Here's what you should pay attention to:
- the float: left and float: right properties. It takes a bit of thought, but once you figure out how these work, together with the the complementary clear: property, life is much simpler. Read this for a rather dry discussion of how they should work. This renders absolute postioning unnecessary.
- the "content" div is used to stop the center text squirting out the bottom when the page gets REALLY narrow.
- the 450px wide image in the "top" div, combined with the "content" div containing everything, forces IE to stop squashing the page once it hits that width. However, more standards-compliant browsers like mozilla and Opera will keep squashing the lower part in order to keep the floating right div in the viewport. (I think this is a bug in IE, and Opera & moz are doing the right thing)
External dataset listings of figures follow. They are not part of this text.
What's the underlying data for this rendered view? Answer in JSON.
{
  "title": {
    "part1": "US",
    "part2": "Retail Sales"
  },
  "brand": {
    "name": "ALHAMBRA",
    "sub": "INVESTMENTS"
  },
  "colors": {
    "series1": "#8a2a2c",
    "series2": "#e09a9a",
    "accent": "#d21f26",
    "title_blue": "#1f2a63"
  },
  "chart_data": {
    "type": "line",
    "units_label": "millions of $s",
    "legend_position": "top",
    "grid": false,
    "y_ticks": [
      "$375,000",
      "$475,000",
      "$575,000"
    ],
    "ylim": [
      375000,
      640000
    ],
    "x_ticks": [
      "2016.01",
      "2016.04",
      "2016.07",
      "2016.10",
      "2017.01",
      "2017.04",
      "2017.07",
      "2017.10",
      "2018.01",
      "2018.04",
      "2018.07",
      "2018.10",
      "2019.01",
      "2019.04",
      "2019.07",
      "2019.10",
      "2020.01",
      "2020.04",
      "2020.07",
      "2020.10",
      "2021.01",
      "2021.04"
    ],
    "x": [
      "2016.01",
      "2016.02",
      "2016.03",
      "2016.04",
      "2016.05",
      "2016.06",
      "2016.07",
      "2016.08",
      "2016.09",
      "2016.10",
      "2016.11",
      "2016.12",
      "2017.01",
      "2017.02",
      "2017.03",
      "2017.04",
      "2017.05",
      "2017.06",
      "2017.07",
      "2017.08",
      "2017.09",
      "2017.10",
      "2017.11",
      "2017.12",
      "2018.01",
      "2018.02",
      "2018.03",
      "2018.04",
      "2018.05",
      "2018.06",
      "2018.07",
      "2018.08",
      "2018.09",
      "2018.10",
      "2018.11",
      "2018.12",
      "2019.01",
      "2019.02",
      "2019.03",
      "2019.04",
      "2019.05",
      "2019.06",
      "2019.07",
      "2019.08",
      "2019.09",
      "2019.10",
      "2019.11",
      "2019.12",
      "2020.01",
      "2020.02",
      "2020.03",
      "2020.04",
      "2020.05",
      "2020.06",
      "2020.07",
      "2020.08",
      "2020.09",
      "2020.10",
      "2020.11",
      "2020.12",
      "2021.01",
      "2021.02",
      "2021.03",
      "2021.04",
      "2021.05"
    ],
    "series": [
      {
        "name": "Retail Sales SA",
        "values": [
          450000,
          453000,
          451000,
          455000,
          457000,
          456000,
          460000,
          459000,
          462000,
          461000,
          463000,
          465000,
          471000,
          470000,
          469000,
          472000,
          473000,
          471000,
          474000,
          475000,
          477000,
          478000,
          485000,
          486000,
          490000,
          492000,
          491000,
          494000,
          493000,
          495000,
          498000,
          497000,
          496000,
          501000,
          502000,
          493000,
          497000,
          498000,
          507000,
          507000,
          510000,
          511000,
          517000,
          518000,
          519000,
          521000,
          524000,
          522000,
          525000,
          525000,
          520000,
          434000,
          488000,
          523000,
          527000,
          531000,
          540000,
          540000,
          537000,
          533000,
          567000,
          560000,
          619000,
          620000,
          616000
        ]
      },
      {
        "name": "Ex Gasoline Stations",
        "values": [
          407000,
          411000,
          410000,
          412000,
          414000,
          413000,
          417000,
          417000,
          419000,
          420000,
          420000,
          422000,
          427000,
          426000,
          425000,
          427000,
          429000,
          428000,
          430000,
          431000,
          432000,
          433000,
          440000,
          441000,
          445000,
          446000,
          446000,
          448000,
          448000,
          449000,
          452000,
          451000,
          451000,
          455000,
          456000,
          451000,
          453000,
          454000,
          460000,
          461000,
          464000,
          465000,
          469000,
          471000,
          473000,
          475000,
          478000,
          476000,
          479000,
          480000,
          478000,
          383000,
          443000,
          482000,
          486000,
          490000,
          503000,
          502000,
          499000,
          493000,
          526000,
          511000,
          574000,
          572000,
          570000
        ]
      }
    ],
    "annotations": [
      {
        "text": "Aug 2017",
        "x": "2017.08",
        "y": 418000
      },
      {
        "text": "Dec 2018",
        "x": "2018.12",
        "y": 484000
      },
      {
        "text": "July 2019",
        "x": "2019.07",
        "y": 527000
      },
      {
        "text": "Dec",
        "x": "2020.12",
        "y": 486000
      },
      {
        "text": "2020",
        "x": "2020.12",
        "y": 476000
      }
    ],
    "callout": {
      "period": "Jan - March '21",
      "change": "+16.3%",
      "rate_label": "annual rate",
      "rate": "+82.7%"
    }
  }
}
- Luckily, however, Opera and Moz support the min-width CSS property, so sticking one of those on the body (here set to 450 px) keeps them in line when things get narrow.
The "top div is cut off" thing is a side effect of the main problem - and goes away when we fix it. However, we still have a similar problem with the height (why is there a vertical scrollbar?) - I think I vaguely understand, but not well enough to explain to other people 
Other stuff I did in passing:- on sizes of zero, the unit identifier is optional. 0px = 0em = 0pt = 0cm = 0in = nothing, nada, zilch. So I usually leave it out, because I'm lazy and can't be bothered typing it.
- when values of some of the margins/padding are the same, you can use shorthand. When you specify all four, you do them top/right/bottom/left - clockwise from the top. If you leave any out of this list, the missing value is assumed to be equal to its opposite - left = right, top = bottom. So margin: 0 10px 5px; will set the top to 0, right to 10px, and bottom to 5px. Left is missing, so it will take the same value as right. If you only give one value, it's applied to all four. Again, saves typing.
- On colours, you can use another form of shorthand - #000 is the same as #000000, #ddd = #dddddd, etc. It's just #rgb instead of #rrggbb.